Retail Media Briefing (Crabstone)
A crab pacing a small-format Dollar General aisle past a single overhead speaker and a vacant wall bracket where a digital screen would have hung.

Dollar General Kept the Speakers and the Margin

Dollar General is doubling its in-store audio network to 12,000 stores and installing no new digital screens. The refusal is retail media's first honest margin audit.

Sir John Crabstone

Dollar General is adding audio to 6,000 more stores by July and screens to none of them. DG Media Network, its $170 million advertising arm, declined the screens because the stores cannot fit them. That refusal is the first honest audit the retail media orthodoxy has received.

The orthodoxy rests on one assumption: in-store screens are loss leaders whose capex amortises through advertising revenue. eMarketer puts 2026 US retail media at $71.67 billion, of which in-store accounts for $0.58 billion. The category is asking retailers to front the hardware against a slice under one percent of the whole. The arithmetic assumes a retailer with margin to lend.

Dollar General is not that retailer. Net margin in 2025 was 3.54 percent. On any reasonable estimate, a fleet-scale digital install runs into the tens of millions before a single ad clears, and that is before accounting for the programming and refresh costs that follow.

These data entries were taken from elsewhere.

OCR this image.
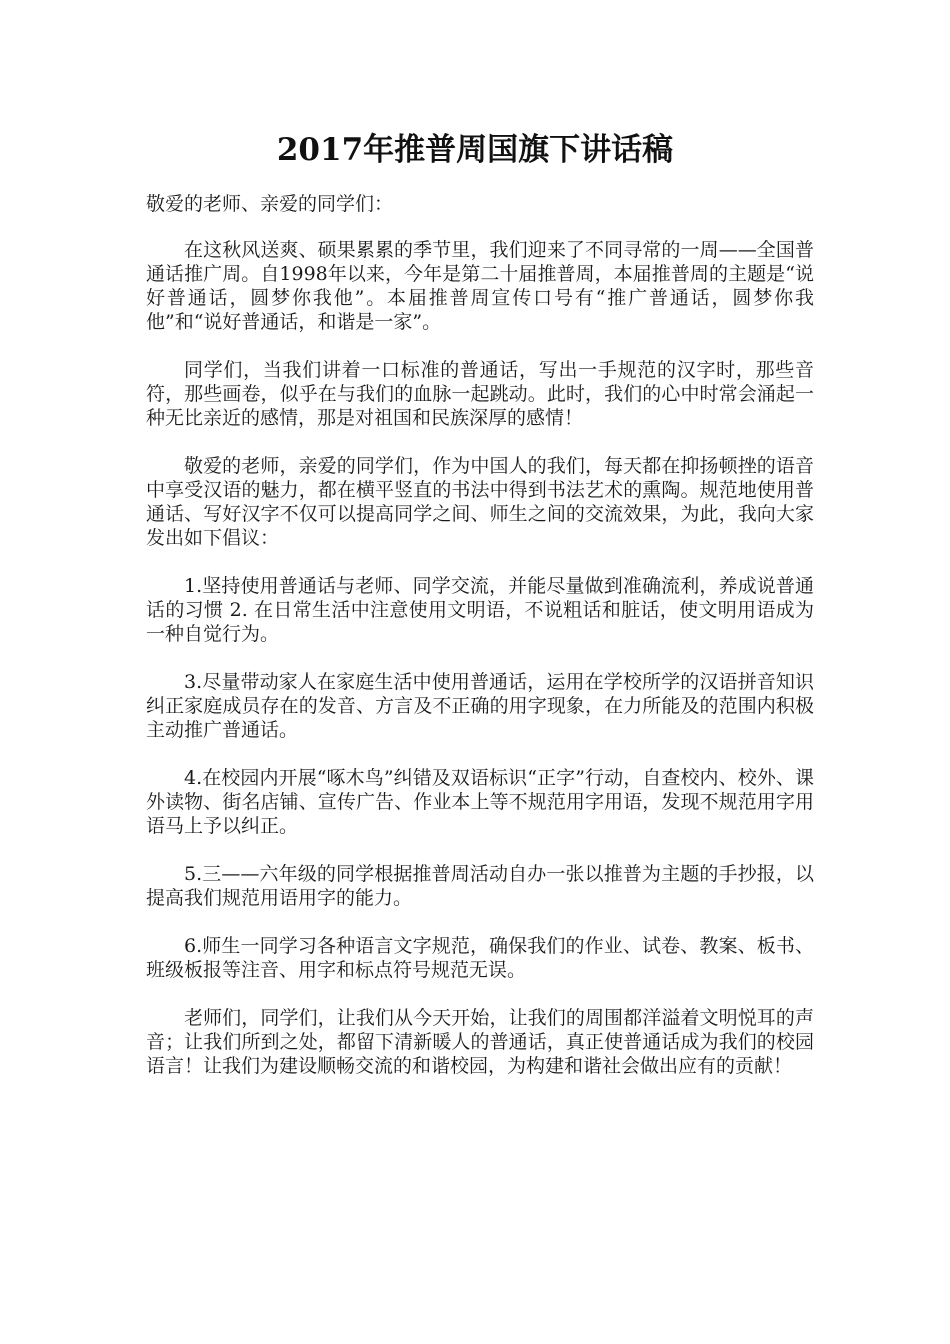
2017年推普周国旗下讲话稿

敬爱的老师、亲爱的同学们：

在这秋风送爽、硕果累累的季节里，我们迎来了不同寻常的一周——全国普通话推广周。自1998年以来，今年是第二十届推普周，本届推普周的主题是“说好普通话，圆梦你我他”。本届推普周宣传口号有“推广普通话，圆梦你我他”和“说好普通话，和谐是一家”。

同学们，当我们讲着一口标准的普通话，写出一手规范的汉字时，那些音符，那些画卷，似乎在与我们的血脉一起跳动。此时，我们的心中时常会涌起一种无比亲近的感情，那是对祖国和民族深厚的感情！

敬爱的老师，亲爱的同学们，作为中国人的我们，每天都在抑扬顿挫的语音中享受汉语的魅力，都在横平竖直的书法中得到书法艺术的熏陶。规范地使用普通话、写好汉字不仅可以提高同学之间、师生之间的交流效果，为此，我向大家发出如下倡议：

1.坚持使用普通话与老师、同学交流，并能尽量做到准确流利，养成说普通话的习惯 2. 在日常生活中注意使用文明语，不说粗话和脏话，使文明用语成为一种自觉行为。

3.尽量带动家人在家庭生活中使用普通话，运用在学校所学的汉语拼音知识纠正家庭成员存在的发音、方言及不正确的用字现象，在力所能及的范围内积极主动推广普通话。

4.在校园内开展“啄木鸟”纠错及双语标识“正字”行动，自查校内、校外、课外读物、街名店铺、宣传广告、作业本上等不规范用字用语，发现不规范用字用语马上予以纠正。

5.三——六年级的同学根据推普周活动自办一张以推普为主题的手抄报，以提高我们规范用语用字的能力。

6.师生一同学习各种语言文字规范，确保我们的作业、试卷、教案、板书、班级板报等注音、用字和标点符号规范无误。

老师们，同学们，让我们从今天开始，让我们的周围都洋溢着文明悦耳的声音；让我们所到之处，都留下清新暖人的普通话，真正使普通话成为我们的校园语言！让我们为建设顺畅交流的和谐校园，为构建和谐社会做出应有的贡献！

That is arithmetic, not caution.

Austin Leonard, vp and general manager of DG Media Network, gave Modern Retail the polite version: “Because of the format of our stores, we don’t have a lot of extra space to put screens up.” The impolite version is that a store running 3.54 percent margin cannot carry a screen — not even when advertisers volunteer to pay for it. Power runs and refresh cycles consume advertising revenue faster than the category generates it, on most CFO planning horizons.

Chris Walton, president and CEO of Omni Talk Retail and a former Target executive, noted in the same piece that screens require power wired throughout the store, and that audio is “much, much less expensive.” Retail media’s vendors have spent three years pretending the comparison is obsolete. Dollar General has made it news.

A low-margin retailer choosing the cheap option is unsurprising. The surprise is that the category’s central justification (that advertising amortises the hardware) holds only in stores with enough margin to front it. Retail media has been sorting itself into two tiers: retailers who can underwrite the screens and retailers who must make the network pay from day one. Speakers do both.

eMarketer has long reported that capex and customer experience are why retailers stall on in-store media. The same research does not vindicate the stall; it warns that retailers who wait too long cede ground to Amazon, which carries no such capex constraint and has every incentive to colonise the in-store channel while traditional retailers deliberate. Dollar General has not settled this for its remaining eight thousand stores — Leonard declined to comment on future screen plans — so the decision is tidier in the press release than in the field.

Retail media remains a growth story. It is also, now, a story about which retailers can afford to participate on the industry’s preferred terms. Dollar General has declined those terms because it can count. Whether counting correctly is the same as choosing wisely is what the next eight thousand stores will tell.